The articles above include a discussion on how organizations that must maintain compliance with industry/regulatory requirements (PCI DSS, HIPAA, Sarbanes-Oxley, etc.) can currently include outsourced systems that affect that requirement. For your main (original) posting for the week, answer one of the following:
- Summarize the Payment Card Industry Data Security Standards (PCI / DSS). Explain how CSPs can ensure compliance. Include ramifications for non-compliance.
- Explain the ISO 2700X series of standards. How can CSPs and customers leverage them to ensure best practices are being followed?
- Will CSPs have to prove compliance capability before a company will adopt their cloud services? Why or why not?
- There are many laws, rules, standards, and regulations set by different agencies. Should there be one organization that sets industry standards and enforces compliance? Explain how that could work.
- CSPs may have locations in multiple countries. How can American laws and regulations be enforced in foreign nations where a CSP may be located?
- Explain methods for assessing a CSPs compliance to standards. What should be assessed? How?
- How do auditors ensure a CSP stays compliant with regulations, laws, and standards? How often should a CSP be reassessed? Explain the validation procedure for on-going compliance.

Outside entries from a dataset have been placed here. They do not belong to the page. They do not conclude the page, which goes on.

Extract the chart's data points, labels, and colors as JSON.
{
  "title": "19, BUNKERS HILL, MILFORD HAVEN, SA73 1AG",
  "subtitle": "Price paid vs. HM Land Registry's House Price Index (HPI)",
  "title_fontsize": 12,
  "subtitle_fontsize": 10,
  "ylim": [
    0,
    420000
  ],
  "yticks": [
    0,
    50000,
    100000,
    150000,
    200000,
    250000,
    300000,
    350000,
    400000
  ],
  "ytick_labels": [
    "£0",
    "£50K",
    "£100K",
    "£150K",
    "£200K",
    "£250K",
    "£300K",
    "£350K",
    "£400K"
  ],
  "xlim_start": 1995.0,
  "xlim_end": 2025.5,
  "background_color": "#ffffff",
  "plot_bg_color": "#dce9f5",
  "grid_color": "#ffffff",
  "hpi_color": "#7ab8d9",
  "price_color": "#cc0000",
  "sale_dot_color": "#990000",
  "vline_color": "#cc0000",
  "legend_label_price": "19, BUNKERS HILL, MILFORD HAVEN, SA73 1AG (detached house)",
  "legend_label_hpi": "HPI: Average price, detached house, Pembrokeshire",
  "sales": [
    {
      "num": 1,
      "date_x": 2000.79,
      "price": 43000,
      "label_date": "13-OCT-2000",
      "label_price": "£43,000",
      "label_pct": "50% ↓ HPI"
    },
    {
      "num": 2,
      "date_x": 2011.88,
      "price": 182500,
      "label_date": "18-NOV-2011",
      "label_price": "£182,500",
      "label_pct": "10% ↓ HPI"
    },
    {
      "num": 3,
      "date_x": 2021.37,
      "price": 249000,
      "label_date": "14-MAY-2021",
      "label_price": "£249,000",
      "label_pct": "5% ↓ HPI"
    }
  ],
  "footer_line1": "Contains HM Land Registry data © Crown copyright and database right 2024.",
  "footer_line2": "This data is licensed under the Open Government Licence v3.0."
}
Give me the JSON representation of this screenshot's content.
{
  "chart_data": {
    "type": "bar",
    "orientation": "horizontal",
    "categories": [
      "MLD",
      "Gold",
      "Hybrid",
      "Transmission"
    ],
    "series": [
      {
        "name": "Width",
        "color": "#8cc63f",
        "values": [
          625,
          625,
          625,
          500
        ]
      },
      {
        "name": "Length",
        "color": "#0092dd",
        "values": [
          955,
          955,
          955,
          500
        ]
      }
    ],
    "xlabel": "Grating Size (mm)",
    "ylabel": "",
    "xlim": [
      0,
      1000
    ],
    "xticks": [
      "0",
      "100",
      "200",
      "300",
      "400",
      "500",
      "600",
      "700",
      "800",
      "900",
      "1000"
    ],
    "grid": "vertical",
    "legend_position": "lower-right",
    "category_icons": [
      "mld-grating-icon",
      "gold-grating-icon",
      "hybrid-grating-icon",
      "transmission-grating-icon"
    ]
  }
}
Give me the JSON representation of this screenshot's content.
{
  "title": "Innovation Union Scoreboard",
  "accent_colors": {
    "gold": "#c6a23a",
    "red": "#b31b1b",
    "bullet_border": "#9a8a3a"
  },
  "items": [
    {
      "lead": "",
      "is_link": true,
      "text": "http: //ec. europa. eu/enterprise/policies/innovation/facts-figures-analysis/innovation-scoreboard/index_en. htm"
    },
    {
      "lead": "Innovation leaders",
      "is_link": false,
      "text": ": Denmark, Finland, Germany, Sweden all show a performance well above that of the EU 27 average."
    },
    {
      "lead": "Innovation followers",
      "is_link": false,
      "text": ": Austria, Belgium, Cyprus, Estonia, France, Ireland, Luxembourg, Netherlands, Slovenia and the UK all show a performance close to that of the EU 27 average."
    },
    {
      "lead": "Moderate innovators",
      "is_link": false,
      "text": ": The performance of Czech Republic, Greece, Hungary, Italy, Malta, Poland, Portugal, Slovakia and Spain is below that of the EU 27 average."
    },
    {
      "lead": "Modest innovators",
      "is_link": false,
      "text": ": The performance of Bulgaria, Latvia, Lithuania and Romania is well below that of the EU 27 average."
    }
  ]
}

- How does a cloud vendor prove compliance with relevant regulatory requirements? What steps must they take to validate their services?
- How will industry/regulatory requirements change as cloud services mature?
Include the question you are answering in your post. Avoid answering the same question as a previous student. Try to cover a new question or one that hasn’t been discussed fully yet.
Provide specific examples to make your point.